Zidny memutuskan untuk menghubungi Laura. Kalau cara lembut tidak bisa membuat (Namakamu) sadar, maka Zidny akan memilih cara kasar.
'Ya?'
"Iqbaal... dia kayaknya nggak peduli sama rumor itu, dia tadi ada di dekat (Namakamu) saat (Namakamu) nangis."
'APA?'
"Kita nggak bisa diam aja, kan? Gue nggak mau (Namakamu) bahagia, dia harus menderita."
'Lo benar... tapi, gimana caranya?'
"Pertama kita suruh orang gertak dia, pukul dikit nggak masalah asal gak luka parah. Kalau nggak mempan juga, kita culik dia, kita sekap dan buat dia sadar kalau apa yang dia lakuin selama ini tuh benar-benar ngerugiin dirinya sendiri. Gimana?"
'OK, gue setuju.'
Zidny menurunkan ponselnya, dia tidak lagi ingin menangis. Kini hanya ada rasa marah, kesal dan cemburu yang mendominasi di dalam hatinya.
Tak ada lagi belas kasihan, (Namakamu) harus merasakan rasa sakit yang dia rasakan.
*
(Namakamu) memutuskan untuk pergi ke supermarket, tadi Mama bilang beliau butuh gula. Jadi, (Namakamu) menawarkan diri untuk pergi membeli.
(Namakamu) tidak membeli banyak, hanya gula dan beberapa cemilan.
(Namakamu) ingin menghibur dirinya sendiri dengan memakan makanan ringan sambil menonton film lucu. Ya, membayangkannya saja sudah membuat mood kembali.
(Namakamu) membayar semua barang belanjaannya di kasir, dia kemudian keluar dari supermarket seraya membuka satu cemilannya.
Makan sambil berjalan konon katanya tidak baik, tapi (Namakamu) sudah terbiasa. Daripada bengong saja, kan?
(Namakamu) mencicipi cemilannya dengan tenang, tidak sampai tiba-tiba tangannya di tarik dan snack yang dia pegang berserakan.

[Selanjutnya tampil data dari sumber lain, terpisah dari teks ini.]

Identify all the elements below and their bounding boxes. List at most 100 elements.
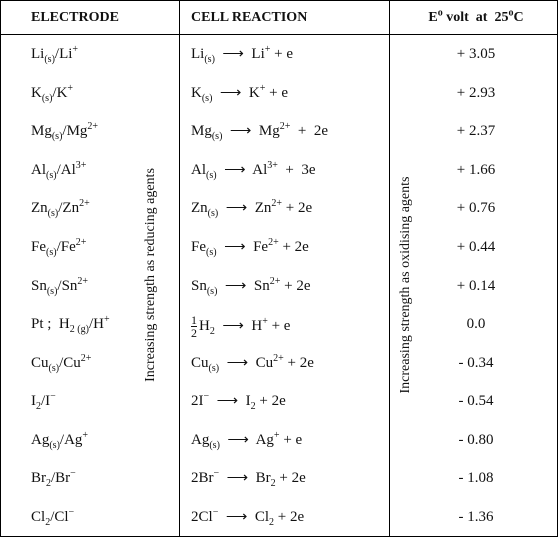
text: /Br [51, 470, 71, 487]
text: /Ag [59, 431, 83, 448]
text: + 2e [290, 123, 329, 140]
superscript: + [259, 82, 266, 94]
superscript: o [437, 7, 443, 19]
superscript: 3+ [267, 159, 278, 171]
text: /K [52, 84, 68, 101]
potential-cell: - 1.36 [458, 508, 494, 525]
text: Cu [191, 354, 209, 371]
subscript: (s) [209, 439, 220, 451]
text: + 2e [255, 393, 286, 410]
text: Cu [31, 354, 49, 371]
reaction-cell: Mg(s) ⟶ Mg2+ + 2e [191, 121, 329, 143]
superscript: − [203, 391, 210, 403]
text: + e [265, 84, 289, 101]
subscript: 2 [270, 478, 276, 490]
side-label-reducing: Increasing strength as reducing agents [143, 168, 158, 382]
electrode-cell: Li(s)/Li+ [31, 44, 79, 66]
subscript: (s) [207, 208, 219, 220]
text: + 2e [282, 200, 313, 217]
text: + 3e [277, 161, 316, 178]
superscript: − [70, 468, 76, 480]
text: + 2e [280, 277, 311, 294]
subscript: (s) [46, 169, 57, 181]
subscript: (s) [201, 92, 213, 104]
subscript: 2 [209, 325, 215, 337]
text: 2Cl [191, 508, 213, 525]
text: 2Br [191, 470, 214, 487]
superscript: 2+ [279, 121, 291, 133]
electrode-cell: Br2/Br− [31, 468, 76, 489]
text: Fe [31, 238, 46, 255]
reaction-cell: 2Br− ⟶ Br2 + 2e [191, 468, 306, 490]
text: + 2e [283, 354, 314, 371]
electrode-cell: I2/I− [31, 391, 56, 413]
numerator: 1 [191, 313, 197, 328]
subscript: (s) [206, 285, 218, 297]
electrode-cell: Zn(s)/Zn2+ [31, 198, 90, 219]
reaction-cell: Zn(s) ⟶ Zn2+ + 2e [191, 198, 313, 220]
denominator: 2 [191, 326, 197, 341]
superscript: o [508, 7, 514, 19]
subscript: (s) [208, 362, 220, 374]
superscript: 3+ [75, 159, 87, 171]
text: /Li [54, 46, 73, 63]
text: Pt ; H [31, 316, 70, 333]
electrode-cell: Pt ; H2 (g)/H+ [31, 314, 110, 335]
reaction-cell: 2I− ⟶ I2 + 2e [191, 391, 286, 412]
potential-cell: + 0.14 [456, 277, 496, 294]
reaction-cell: Li(s) ⟶ Li+ + e [191, 44, 293, 65]
text: Ag [191, 431, 210, 448]
header-reaction: CELL REACTION [191, 10, 308, 25]
text: /I [41, 393, 51, 410]
text: Mg [31, 123, 52, 140]
superscript: 2+ [273, 352, 284, 364]
text: Br [31, 470, 46, 487]
text: ⟶ Li [214, 46, 265, 63]
superscript: 2+ [269, 275, 281, 287]
subscript: (s) [44, 54, 55, 66]
text: Li [31, 46, 45, 63]
potential-cell: - 0.80 [458, 431, 494, 448]
electrode-cell: Cu(s)/Cu2+ [31, 353, 91, 373]
superscript: + [264, 44, 271, 56]
side-label-oxidising: Increasing strength as oxidising agents [398, 176, 413, 394]
subscript: 2 [36, 401, 41, 413]
superscript: + [72, 44, 79, 56]
text: ⟶ Br [219, 470, 271, 487]
text: ⟶ Ag [219, 431, 274, 448]
text: /Cu [59, 354, 81, 371]
text: Ag [31, 431, 50, 448]
superscript: + [103, 314, 110, 326]
superscript: 2+ [77, 275, 89, 287]
potential-cell: + 2.37 [456, 123, 496, 140]
subscript: (s) [206, 169, 217, 181]
subscript: (s) [41, 92, 53, 104]
text: Mg [191, 123, 212, 140]
text: Fe [191, 238, 206, 255]
superscript: − [50, 391, 56, 403]
reaction-cell: 2Cl− ⟶ Cl2 + 2e [191, 507, 304, 527]
superscript: + [82, 429, 89, 441]
text: /Mg [62, 123, 88, 140]
subscript: (s) [211, 131, 223, 143]
potential-cell: + 0.76 [456, 200, 496, 217]
subscript: 2 [269, 516, 275, 528]
subscript: (s) [48, 362, 60, 374]
text: + 2e [278, 238, 309, 255]
text: Li [191, 46, 205, 63]
text: Sn [191, 277, 207, 294]
superscript: 2+ [87, 121, 99, 133]
subscript: 2 [45, 516, 51, 528]
electrode-cell: Sn(s)/Sn2+ [31, 276, 88, 296]
subscript: (s) [49, 439, 60, 451]
superscript: − [213, 468, 220, 480]
potential-cell: - 1.08 [458, 470, 494, 487]
text: ⟶ Sn [217, 277, 270, 294]
header-potential: Eo volt at 25oC [411, 8, 541, 28]
text: + e [279, 431, 303, 448]
text: ⟶ Cl [218, 508, 270, 525]
potential-cell: - 0.54 [458, 393, 494, 410]
text: Al [31, 161, 46, 178]
text: I [31, 393, 36, 410]
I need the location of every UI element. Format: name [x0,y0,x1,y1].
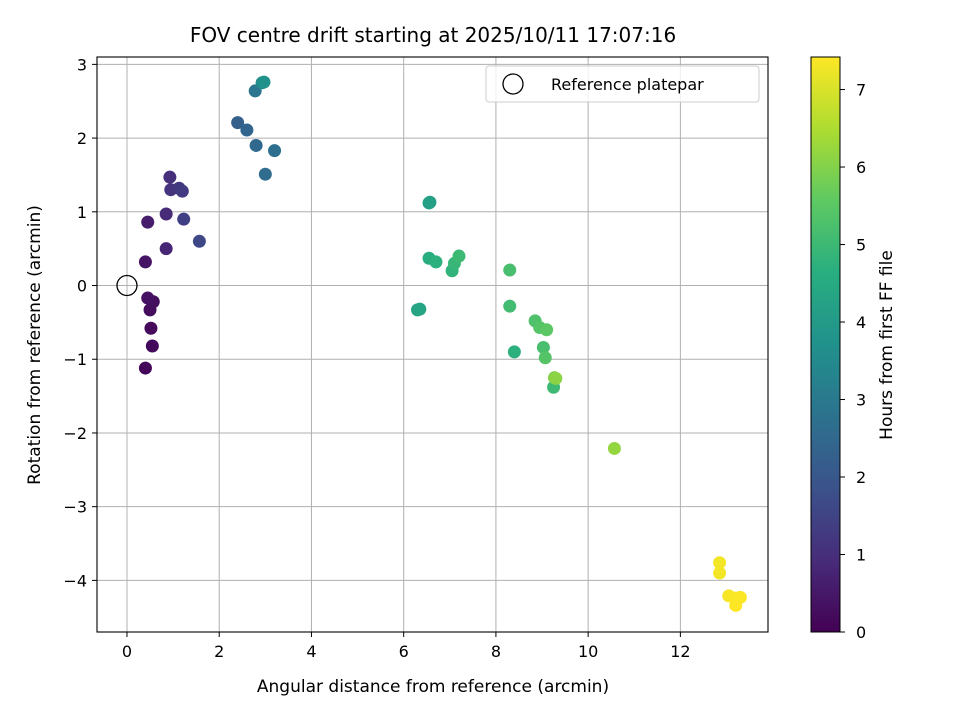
reference-layer [116,274,138,297]
x-tick-label: 0 [122,642,132,661]
colorbar-tick-label: 0 [856,623,866,642]
reference-platepar-marker [116,274,138,297]
data-point [159,207,173,221]
y-tick-label: −1 [63,350,87,369]
data-point [144,321,158,335]
y-tick-label: −3 [63,498,87,517]
x-tick-label: 4 [306,642,316,661]
data-point [713,566,727,580]
data-point [413,302,427,316]
data-point [503,263,517,277]
data-points [138,75,747,612]
y-tick-label: −4 [63,571,87,590]
x-tick-label: 12 [670,642,690,661]
data-point [163,170,177,184]
data-point [257,75,271,89]
data-point [231,116,245,130]
data-point [538,351,552,365]
x-tick-label: 10 [578,642,598,661]
data-point [138,255,152,269]
data-point [713,556,727,570]
legend: Reference platepar [485,65,760,103]
y-axis-ticks: −4 −3 −2 −1 0 1 2 3 [63,55,97,590]
legend-marker-icon [502,73,524,95]
x-tick-label: 6 [399,642,409,661]
data-point [141,215,155,229]
x-axis-label: Angular distance from reference (arcmin) [257,677,609,697]
colorbar-tick-label: 6 [856,158,866,177]
data-point [138,361,152,375]
colorbar-tick-label: 3 [856,391,866,410]
grid-lines [97,57,768,632]
colorbar-gradient [810,56,841,633]
y-tick-label: −2 [63,424,87,443]
data-point [549,371,563,385]
y-tick-label: 1 [77,203,87,222]
x-axis-ticks: 0 2 4 6 8 10 12 [122,632,691,661]
y-tick-label: 0 [77,277,87,296]
colorbar-label: Hours from first FF file [877,250,897,440]
data-point [141,291,155,305]
data-point [175,184,189,198]
data-point [423,195,437,209]
data-point [536,340,550,354]
data-point [540,323,554,337]
plot-frame [96,56,769,633]
data-point [507,345,521,359]
data-point [503,299,517,313]
data-point [249,138,263,152]
legend-label: Reference platepar [551,75,704,94]
chart-title: FOV centre drift starting at 2025/10/11 … [190,23,676,47]
colorbar-tick-label: 7 [856,81,866,100]
y-tick-label: 3 [77,55,87,74]
colorbar-tick-label: 1 [856,546,866,565]
x-tick-label: 2 [214,642,224,661]
colorbar: 0 1 2 3 4 5 6 7 Hours from first FF file [810,56,897,642]
data-point [429,255,443,269]
colorbar-ticks: 0 1 2 3 4 5 6 7 [840,81,866,642]
data-point [159,242,173,256]
data-point [268,144,282,158]
colorbar-tick-label: 2 [856,468,866,487]
data-point [607,441,621,455]
colorbar-tick-label: 5 [856,236,866,255]
data-point [452,249,466,263]
data-point [258,167,272,181]
data-point [177,212,191,226]
data-point [192,234,206,248]
x-tick-label: 8 [491,642,501,661]
legend-box [485,65,760,103]
data-point [145,339,159,353]
y-tick-label: 2 [77,129,87,148]
data-point [729,598,743,612]
data-point [240,123,254,137]
colorbar-tick-label: 4 [856,313,866,332]
y-axis-label: Rotation from reference (arcmin) [25,205,45,485]
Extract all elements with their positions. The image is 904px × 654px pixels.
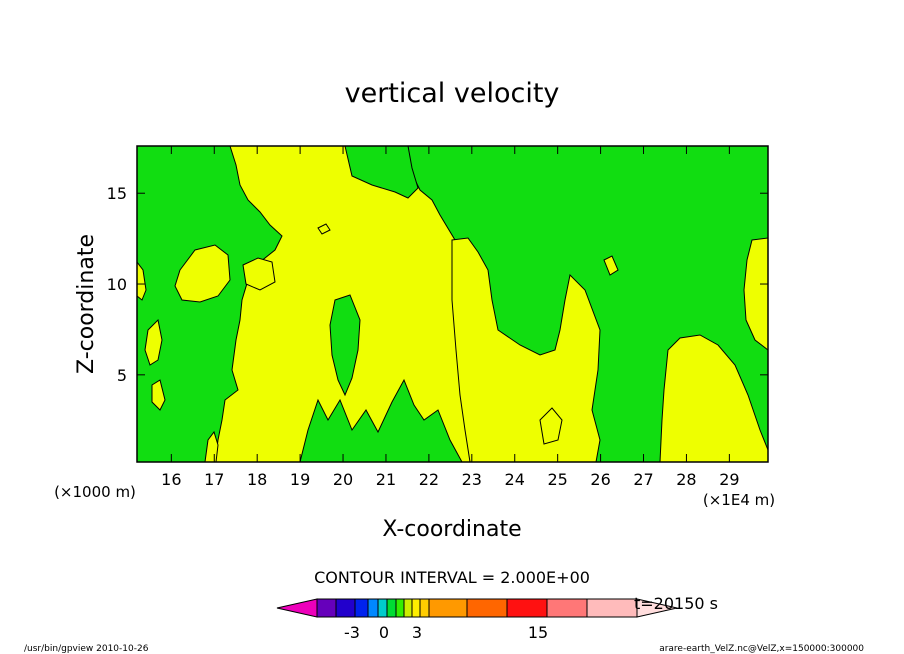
x-tick-label: 21: [376, 470, 396, 489]
colorbar-swatch: [377, 598, 388, 618]
yellow-region-left-2: [242, 257, 276, 291]
x-unit-left: (×1000 m): [54, 483, 136, 501]
x-tick-label: 25: [547, 470, 567, 489]
yellow-region-middle: [451, 237, 601, 462]
colorbar-swatch: [586, 598, 638, 618]
y-axis-label: Z-coordinate: [74, 234, 99, 374]
x-axis: 16 17 18 19 20 21 22 23 24 25 26 27 28 29: [161, 146, 740, 489]
x-tick-label: 27: [633, 470, 653, 489]
colorbar-swatch: [367, 598, 379, 618]
contour-interval-label: CONTOUR INTERVAL = 2.000E+00: [314, 568, 590, 587]
yellow-region-left-4: [144, 318, 163, 366]
yellow-region-small-3: [539, 407, 563, 445]
y-tick-label: 15: [107, 184, 127, 203]
plot-frame: [136, 145, 769, 463]
time-label: t=20150 s: [634, 594, 718, 613]
yellow-region-small-1: [317, 223, 331, 235]
colorbar-label: 3: [412, 623, 422, 642]
colorbar-swatch: [506, 598, 548, 618]
colorbar-swatch: [419, 598, 430, 618]
green-region-bottom-strip: [299, 378, 463, 462]
green-region-center-plume: [329, 294, 361, 397]
colorbar-swatch: [403, 598, 413, 618]
colorbar-label: 15: [528, 623, 548, 642]
colorbar: -3 0 3 15: [276, 598, 678, 642]
x-tick-label: 20: [333, 470, 353, 489]
x-axis-label: X-coordinate: [382, 517, 521, 542]
x-tick-label: 17: [204, 470, 224, 489]
colorbar-swatch: [354, 598, 369, 618]
x-tick-label: 19: [290, 470, 310, 489]
yellow-region-left-3: [137, 261, 147, 301]
y-tick-label: 5: [117, 366, 127, 385]
footer-right: arare-earth_VelZ.nc@VelZ,x=150000:300000: [659, 644, 864, 654]
colorbar-swatch: [395, 598, 405, 618]
colorbar-swatch: [411, 598, 421, 618]
x-tick-label: 22: [419, 470, 439, 489]
colorbar-swatch: [316, 598, 337, 618]
yellow-region-small-2: [603, 255, 619, 276]
y-tick-label: 10: [107, 275, 127, 294]
y-axis: 5 10 15: [107, 184, 768, 385]
x-tick-label: 18: [247, 470, 267, 489]
chart-title: vertical velocity: [345, 78, 560, 109]
x-tick-label: 26: [590, 470, 610, 489]
colorbar-swatch: [466, 598, 508, 618]
colorbar-swatch: [335, 598, 356, 618]
x-tick-label: 23: [462, 470, 482, 489]
yellow-region-left-1: [174, 244, 231, 303]
yellow-region-right-lower: [659, 334, 768, 462]
colorbar-swatch: [276, 598, 318, 618]
x-unit-right: (×1E4 m): [703, 491, 775, 509]
yellow-region-right-edge: [743, 237, 768, 351]
colorbar-swatch: [386, 598, 397, 618]
yellow-region-left-5: [151, 379, 166, 411]
colorbar-swatch: [428, 598, 468, 618]
colorbar-label: 0: [379, 623, 389, 642]
colorbar-swatch: [636, 598, 678, 618]
colorbar-swatch: [546, 598, 588, 618]
colorbar-label: -3: [344, 623, 360, 642]
x-tick-label: 24: [505, 470, 525, 489]
x-tick-label: 16: [161, 470, 181, 489]
plot-area: [136, 145, 769, 463]
x-tick-label: 29: [719, 470, 739, 489]
x-tick-label: 28: [676, 470, 696, 489]
green-region-upper: [344, 146, 419, 199]
footer-left: /usr/bin/gpview 2010-10-26: [24, 644, 149, 654]
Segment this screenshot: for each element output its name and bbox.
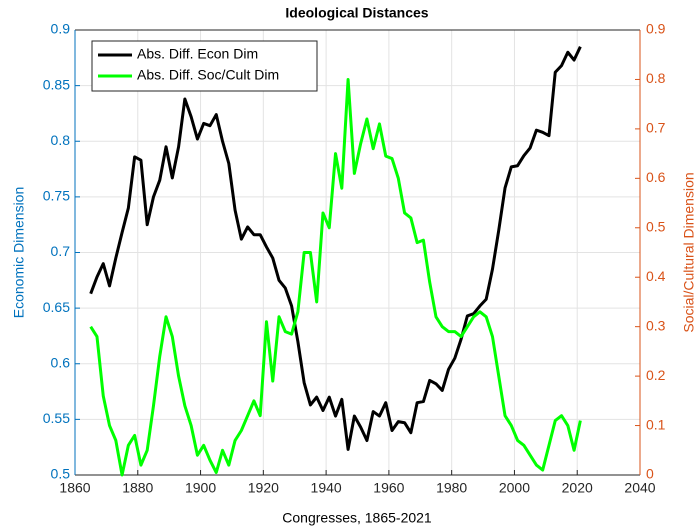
x-tick-label: 2040	[624, 480, 655, 496]
y2-tick-label: 0.6	[646, 169, 666, 185]
y2-tick-label: 0.3	[646, 317, 666, 333]
x-tick-label: 1920	[248, 480, 279, 496]
y-tick-label: 0.75	[43, 188, 70, 204]
x-tick-label: 1860	[59, 480, 90, 496]
chart-title: Ideological Distances	[285, 5, 428, 21]
y-tick-label: 0.85	[43, 76, 70, 92]
x-tick-label: 1960	[373, 480, 404, 496]
y-tick-label: 0.5	[51, 466, 71, 482]
y2-tick-label: 0.1	[646, 416, 666, 432]
y-axis-label: Economic Dimension	[11, 187, 27, 319]
y2-axis-label: Social/Cultural Dimension	[681, 172, 697, 332]
x-tick-label: 1900	[185, 480, 216, 496]
y-tick-label: 0.8	[51, 132, 71, 148]
y2-tick-label: 0.5	[646, 218, 666, 234]
y2-tick-label: 0.2	[646, 367, 666, 383]
y2-tick-label: 0	[646, 466, 654, 482]
y-tick-label: 0.6	[51, 354, 71, 370]
legend-label: Abs. Diff. Soc/Cult Dim	[137, 67, 279, 83]
y-tick-label: 0.55	[43, 410, 70, 426]
x-tick-label: 1880	[122, 480, 153, 496]
data-line	[89, 46, 582, 451]
y2-tick-label: 0.4	[646, 268, 666, 284]
legend-label: Abs. Diff. Econ Dim	[137, 46, 258, 62]
x-tick-label: 2000	[499, 480, 530, 496]
y2-tick-label: 0.8	[646, 70, 666, 86]
y2-tick-label: 0.7	[646, 120, 666, 136]
x-tick-label: 1940	[311, 480, 342, 496]
legend-box	[91, 40, 318, 92]
y-tick-label: 0.65	[43, 299, 70, 315]
x-tick-label: 2020	[562, 480, 593, 496]
data-line	[89, 77, 582, 477]
y-tick-label: 0.9	[51, 21, 71, 37]
x-axis-label: Congresses, 1865-2021	[282, 510, 432, 526]
x-tick-label: 1980	[436, 480, 467, 496]
y-tick-label: 0.7	[51, 243, 71, 259]
y2-tick-label: 0.9	[646, 21, 666, 37]
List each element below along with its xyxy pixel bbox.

(Namakamu) terkejut saat dirinya di seret menuju gang sempit oleh seorang laki-laki, laki-laki itu terlihat menodongkan telunjuknya.
"Lo jangan macem-macem, jangan teriak, atau lo gue pukul!"
(Namakamu) menahan dirinya untuk tidak balas berteriak, "Lo siapa?" tanya (Namakamu).
"Gue di bayar untuk ngingetin ke lo, kalau lo harus jauhin cowok yang namanya Iqbaal. Kalau enggak, lo bakal tau akibatnya."
(Namakamu) terdiam, dia tidak menyangka kalau Zidny akan berbuat sejauh ini.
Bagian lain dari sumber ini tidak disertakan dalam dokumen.